O romance do norte-americano John Irving "
As regras da Casa da Sidra" que acabei de ler, não sei se intencional ou não, apresenta um resumo, tanto no site onde comprei o livro, como no verso da capa deste, que se desvia em muito do cerne da questão principal levantada pela obra: o aborto pela livre escolha da mulher. Não importa se o leitor deste post é a favor da questão ou não, mas os vários episódios principais que marcam as personagens de um modo ou outro encaminham sempre o problema para esta questão ética.
Wilbur Larch jovem do Maine decide seguir medicina, na sua fase de viragem a adulto é-lhe ofertada pelo pai uma noite com uma acompanhante mais velha, depois conhece a filha, mais tarde já como médico e perante uma gravidez indesejada desta, ele recusa-se à interrupção, o que a conduz indiretamente à morte. Uma marca deixada pela mãe e o fim da filha levam-no a recolher-se num orfanato onde se torna no médico residente, viciado em éter, que estabelece uma rotina com os acolhidos e de onde dá plena liberdade às grávidas que ali se dirigem para estas criarem um novo órfão, a acolher na instituição para adoção, ou de evitar um filho indesejado. Uma prática então ilegal, este agir leva a que o estabelecimento seja visitado por muitas mulheres e entre os bebés que acolhe afeiçoa-se a um: Homer, cujas peripécias o impediram de ser adotado. Wilbur ensina-lhe a sua profissão e torna-o num obstreta dotado de prática exemplar, mas que recusa o papel de Deus na decisão de uma vida. Um casal jovem, bonito e rico vai ao orfanato e recebe o jovem de igual idade para a sua quinta de maçãs e sidra. Começa então uma relação amorosa a três que mistura admiração mútua, desejo, respeito e transgressões, com tempo este órfão torna-se central na empresa, mas à distância o médico velho prepara o seu sucessor e sabe que só o seu educando pode ocupar aquele local e monta uma estratégia para o seu trabalho continuar.

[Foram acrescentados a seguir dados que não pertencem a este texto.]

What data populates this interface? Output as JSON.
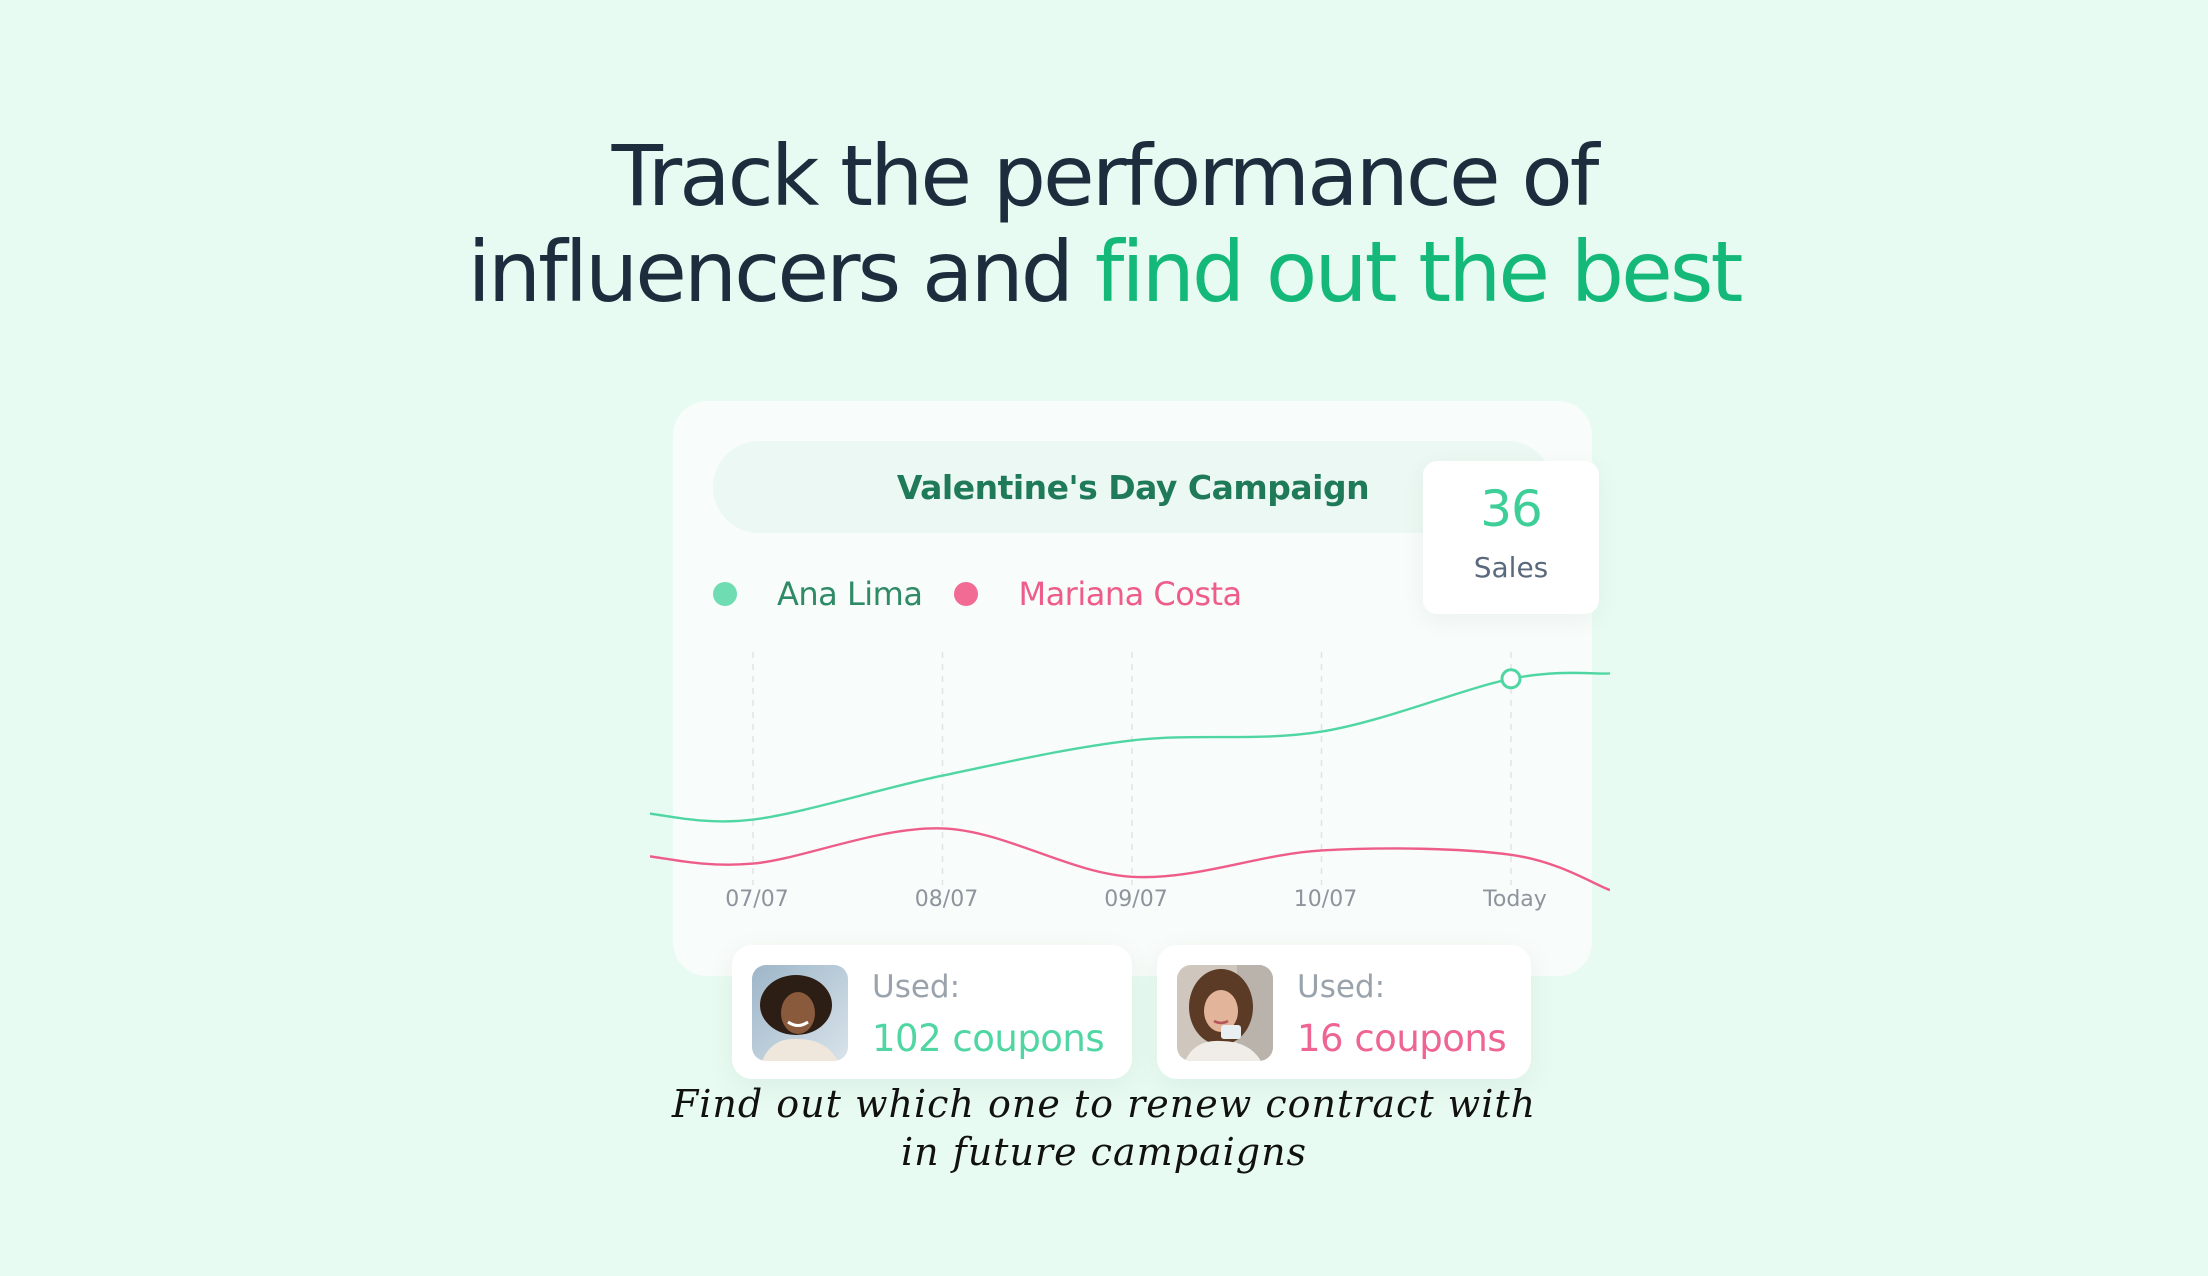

A obra está escrita por vezes de uma forma crua, com tons científicos de práticas médicas, noutros está cheia de ternura, numa mostra de relações humanas onde se cruzam questões éticas e os instintos íntimos, redigido de uma forma elegante. Para mim a personagem principal da obra não é o protagonista Homer, mas sim quem o criou.

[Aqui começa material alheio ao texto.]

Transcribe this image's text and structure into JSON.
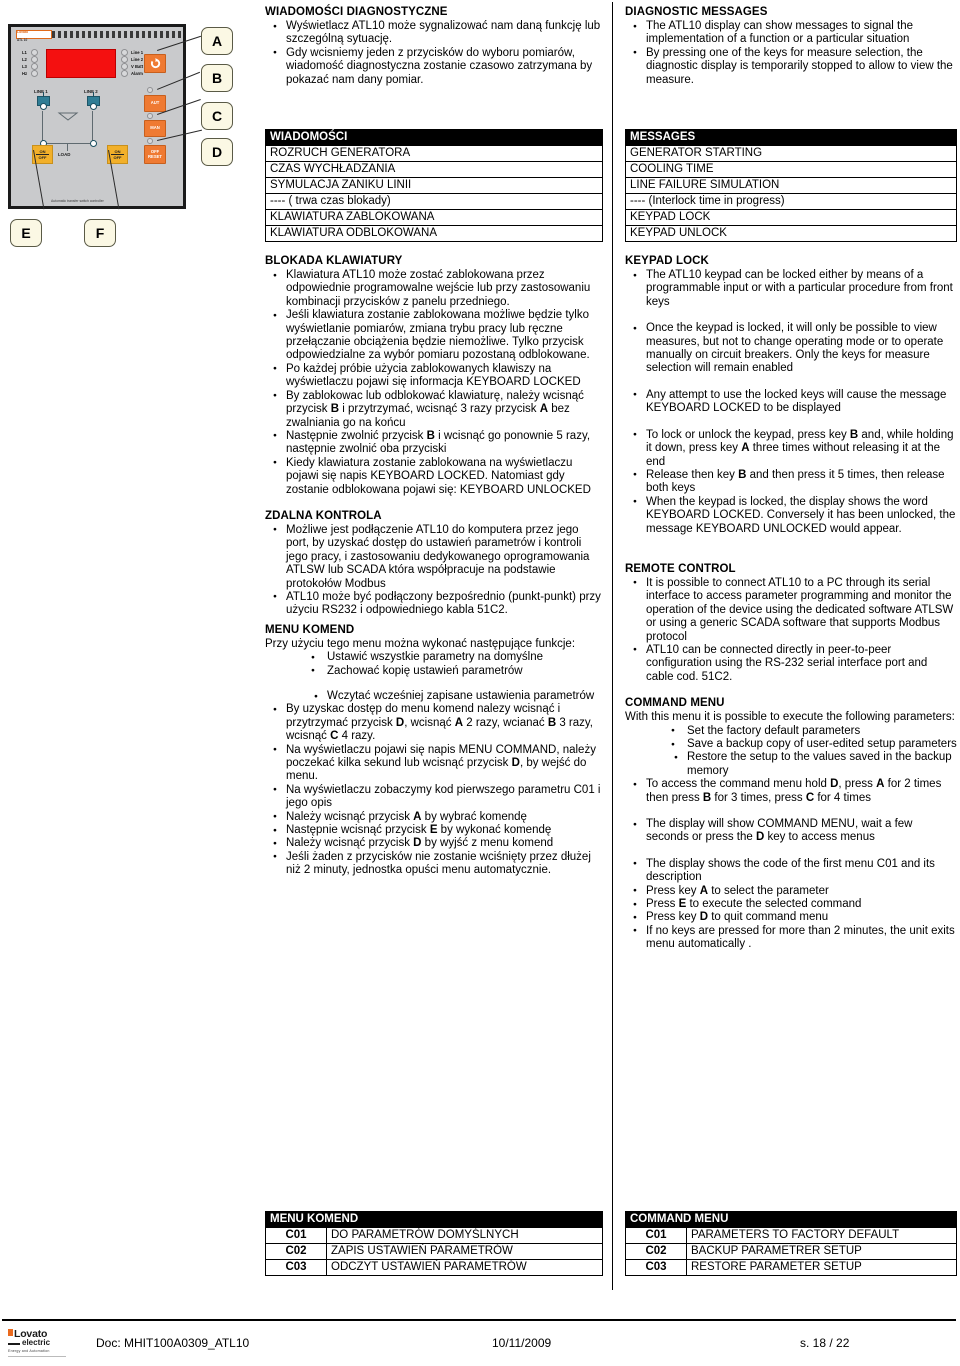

Sim, gostei muito do romance, que até no amor entre personagens principais cria situações incómodas para os princípios éticos de uma relação familiar, de amizade e amorosa, além de outras situações que perturbam o leitor, é sem dúvida um grande romance, inclusive no tamanho (750 páginas), bem escrito, com ironia e amargura temperada com questões de ética, carinho e paixão, que recomendo a quem o preconceito não se sobrepõe à questão ética que a obra aborda.